Händel sonrió, agregando casi sarcástico:
—No lo veo un problema. Al contrario, me parece muy bien, pero… ¿por qué dices que engañaremos al rey?
—Lo que te haré escribir será de tal belleza y solemnidad que Jorge II pensará que es un himno, se pondrá de pie durante su ejecución y luego aplaudirá rabiosamente dando saltitos. Eso lo hará el hazmerreír de toda la Gran Bretaña, aunque luego se teja la idea que lo hizo por la emoción que sintió al escuchar el Aleluya.
—¿Entonces? —preguntó Jorge Federico, todavía sin comprender.
—En algún otro pasaje, que no te revelaré y al que musicalizarás también con fastuosidad, con trompetas y timbales a todo dar junto con los coros y la masa orquestal, la letra, leída de atrás hacia adelante, dirá: «Este cerdo que confunde la música tiene sus días contados. El pueblo reinará».
—No te entiendo.
—Nos burlaremos de ese cerdo, de ese ignorante parásito y, si sabes buscar entre líneas, en la obra se contará la historia de cómo caerán todas estas lacras repugnantes en Europa.

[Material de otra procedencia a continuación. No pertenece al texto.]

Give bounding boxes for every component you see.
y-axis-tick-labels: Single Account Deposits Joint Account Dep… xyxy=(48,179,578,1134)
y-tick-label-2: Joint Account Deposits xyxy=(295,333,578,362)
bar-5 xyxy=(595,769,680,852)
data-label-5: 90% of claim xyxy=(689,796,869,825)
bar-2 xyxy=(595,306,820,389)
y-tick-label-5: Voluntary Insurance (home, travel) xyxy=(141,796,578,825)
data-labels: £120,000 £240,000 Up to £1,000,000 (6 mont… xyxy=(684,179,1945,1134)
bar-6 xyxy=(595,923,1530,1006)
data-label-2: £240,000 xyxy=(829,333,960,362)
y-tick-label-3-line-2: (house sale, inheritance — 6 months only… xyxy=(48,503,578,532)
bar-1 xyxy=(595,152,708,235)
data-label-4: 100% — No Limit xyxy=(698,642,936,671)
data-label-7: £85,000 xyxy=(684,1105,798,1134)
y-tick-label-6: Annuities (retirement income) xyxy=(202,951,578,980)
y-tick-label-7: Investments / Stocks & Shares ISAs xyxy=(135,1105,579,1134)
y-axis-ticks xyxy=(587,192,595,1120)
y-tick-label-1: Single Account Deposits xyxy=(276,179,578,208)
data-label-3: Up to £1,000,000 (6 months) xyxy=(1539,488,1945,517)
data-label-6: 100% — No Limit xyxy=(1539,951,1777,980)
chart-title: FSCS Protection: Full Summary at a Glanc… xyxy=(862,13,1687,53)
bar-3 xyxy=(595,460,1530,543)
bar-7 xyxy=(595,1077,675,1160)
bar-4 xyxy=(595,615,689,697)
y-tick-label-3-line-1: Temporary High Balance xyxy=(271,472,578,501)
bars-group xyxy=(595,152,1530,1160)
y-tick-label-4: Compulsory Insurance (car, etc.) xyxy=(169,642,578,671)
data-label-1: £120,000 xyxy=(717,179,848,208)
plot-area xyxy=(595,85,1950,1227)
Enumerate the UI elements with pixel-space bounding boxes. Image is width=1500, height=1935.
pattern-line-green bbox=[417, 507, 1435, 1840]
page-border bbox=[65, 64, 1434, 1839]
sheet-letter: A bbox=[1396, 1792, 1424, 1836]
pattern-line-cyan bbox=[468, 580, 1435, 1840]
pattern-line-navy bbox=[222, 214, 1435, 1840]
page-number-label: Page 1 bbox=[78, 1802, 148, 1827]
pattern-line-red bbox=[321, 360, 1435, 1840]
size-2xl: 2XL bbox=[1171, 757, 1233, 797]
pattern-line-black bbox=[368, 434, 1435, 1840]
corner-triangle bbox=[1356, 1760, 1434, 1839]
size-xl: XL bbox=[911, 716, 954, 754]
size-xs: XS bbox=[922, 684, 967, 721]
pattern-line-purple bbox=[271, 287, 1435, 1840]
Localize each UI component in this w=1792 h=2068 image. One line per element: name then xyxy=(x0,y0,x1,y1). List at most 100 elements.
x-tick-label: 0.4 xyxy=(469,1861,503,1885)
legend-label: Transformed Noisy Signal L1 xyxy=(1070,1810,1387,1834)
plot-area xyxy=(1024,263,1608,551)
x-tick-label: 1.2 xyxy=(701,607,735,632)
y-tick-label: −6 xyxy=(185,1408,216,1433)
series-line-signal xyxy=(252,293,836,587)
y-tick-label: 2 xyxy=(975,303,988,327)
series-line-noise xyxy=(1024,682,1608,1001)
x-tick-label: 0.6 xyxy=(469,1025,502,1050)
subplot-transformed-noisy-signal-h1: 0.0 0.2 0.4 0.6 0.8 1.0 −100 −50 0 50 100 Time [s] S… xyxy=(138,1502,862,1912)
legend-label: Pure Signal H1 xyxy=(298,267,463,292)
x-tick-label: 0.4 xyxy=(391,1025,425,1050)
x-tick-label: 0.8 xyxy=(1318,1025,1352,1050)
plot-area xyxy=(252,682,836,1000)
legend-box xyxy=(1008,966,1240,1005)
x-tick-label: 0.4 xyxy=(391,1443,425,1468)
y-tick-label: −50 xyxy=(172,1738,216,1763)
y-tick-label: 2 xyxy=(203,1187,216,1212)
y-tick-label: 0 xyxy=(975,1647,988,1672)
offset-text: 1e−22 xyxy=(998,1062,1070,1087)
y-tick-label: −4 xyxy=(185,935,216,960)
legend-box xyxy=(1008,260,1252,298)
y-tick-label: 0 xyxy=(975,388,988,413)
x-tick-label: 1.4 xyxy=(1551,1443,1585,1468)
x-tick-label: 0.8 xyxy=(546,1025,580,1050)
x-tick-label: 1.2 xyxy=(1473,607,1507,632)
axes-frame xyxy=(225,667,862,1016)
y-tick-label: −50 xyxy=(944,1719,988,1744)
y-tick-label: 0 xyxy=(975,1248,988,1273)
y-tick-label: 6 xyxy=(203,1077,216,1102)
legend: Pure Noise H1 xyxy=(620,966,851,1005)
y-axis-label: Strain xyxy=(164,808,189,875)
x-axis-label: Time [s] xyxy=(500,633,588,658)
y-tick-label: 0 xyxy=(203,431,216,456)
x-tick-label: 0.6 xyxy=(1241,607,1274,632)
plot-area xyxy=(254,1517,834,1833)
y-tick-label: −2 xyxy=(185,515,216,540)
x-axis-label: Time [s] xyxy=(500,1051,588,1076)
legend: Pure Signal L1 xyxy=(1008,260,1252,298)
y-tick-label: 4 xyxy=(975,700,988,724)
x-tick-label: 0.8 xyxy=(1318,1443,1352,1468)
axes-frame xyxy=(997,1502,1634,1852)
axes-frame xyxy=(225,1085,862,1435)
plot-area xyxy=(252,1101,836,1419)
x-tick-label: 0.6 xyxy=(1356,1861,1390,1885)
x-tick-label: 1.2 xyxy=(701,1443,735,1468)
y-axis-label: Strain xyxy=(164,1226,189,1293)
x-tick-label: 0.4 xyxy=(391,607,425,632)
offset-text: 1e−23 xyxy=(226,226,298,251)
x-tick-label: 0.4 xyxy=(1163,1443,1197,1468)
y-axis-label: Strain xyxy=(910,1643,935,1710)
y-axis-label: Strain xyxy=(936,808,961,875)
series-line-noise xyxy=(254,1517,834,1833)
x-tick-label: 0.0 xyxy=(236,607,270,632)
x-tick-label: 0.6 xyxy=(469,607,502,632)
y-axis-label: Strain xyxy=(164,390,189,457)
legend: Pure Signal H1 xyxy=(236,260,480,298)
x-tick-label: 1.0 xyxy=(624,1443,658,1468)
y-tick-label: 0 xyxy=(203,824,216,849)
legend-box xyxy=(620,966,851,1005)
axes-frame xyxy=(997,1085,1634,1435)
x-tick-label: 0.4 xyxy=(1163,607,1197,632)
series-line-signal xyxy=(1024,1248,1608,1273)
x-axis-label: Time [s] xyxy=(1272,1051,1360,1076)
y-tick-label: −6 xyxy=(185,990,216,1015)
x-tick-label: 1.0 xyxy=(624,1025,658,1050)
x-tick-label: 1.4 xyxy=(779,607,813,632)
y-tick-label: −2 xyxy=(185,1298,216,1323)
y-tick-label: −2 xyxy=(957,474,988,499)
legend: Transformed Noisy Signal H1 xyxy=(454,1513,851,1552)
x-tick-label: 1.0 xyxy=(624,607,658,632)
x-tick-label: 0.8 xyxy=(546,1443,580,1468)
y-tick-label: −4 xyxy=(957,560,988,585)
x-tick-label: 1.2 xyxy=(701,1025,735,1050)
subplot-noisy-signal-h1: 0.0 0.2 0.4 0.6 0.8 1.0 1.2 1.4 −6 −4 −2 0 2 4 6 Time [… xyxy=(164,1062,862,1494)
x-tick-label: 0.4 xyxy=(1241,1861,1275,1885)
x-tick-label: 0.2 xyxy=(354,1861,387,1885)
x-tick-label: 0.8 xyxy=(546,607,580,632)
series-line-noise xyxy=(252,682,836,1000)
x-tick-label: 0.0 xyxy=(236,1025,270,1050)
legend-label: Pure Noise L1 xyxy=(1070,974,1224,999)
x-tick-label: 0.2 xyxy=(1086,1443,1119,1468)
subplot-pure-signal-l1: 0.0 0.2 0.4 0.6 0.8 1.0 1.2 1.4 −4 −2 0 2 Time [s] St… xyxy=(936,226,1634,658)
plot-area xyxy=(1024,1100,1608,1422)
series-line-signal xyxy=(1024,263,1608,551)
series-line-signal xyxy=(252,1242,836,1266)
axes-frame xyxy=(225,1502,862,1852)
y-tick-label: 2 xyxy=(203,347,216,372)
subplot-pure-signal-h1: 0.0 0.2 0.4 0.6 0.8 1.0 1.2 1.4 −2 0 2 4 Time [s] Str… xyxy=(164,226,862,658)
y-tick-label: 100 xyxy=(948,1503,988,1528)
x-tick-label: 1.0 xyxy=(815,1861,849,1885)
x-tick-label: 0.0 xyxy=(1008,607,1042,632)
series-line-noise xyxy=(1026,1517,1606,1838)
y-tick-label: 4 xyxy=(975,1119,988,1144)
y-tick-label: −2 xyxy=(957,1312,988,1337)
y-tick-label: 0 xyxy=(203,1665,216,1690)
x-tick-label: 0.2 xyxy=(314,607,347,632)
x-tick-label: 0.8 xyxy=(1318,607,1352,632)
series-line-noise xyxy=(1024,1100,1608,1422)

—¿Te refieres a los monarcas?
—¡Exacto! Por eso te elegí a ti, porque no eres un obsecuente que se acuesta con la aristocracia. Tú trabajas para las masas, aunque ahora te vaya tan mal económicamente.
—Pero ¿entonces…? —preguntó Händel con incredulidad— ¿Quién reinará por los siglos de los siglos?
Christof no supo precisar lo ocurrido. Lo cierto es que, mientras componía la obra en cuestión, el hedor a azufre que salía de la recámara de Jorge Federico era insoportable.
El día que la concluyó, salió exaltado y, con ojos desorbitados, dijo a gritos: «¡He visto al Señor!»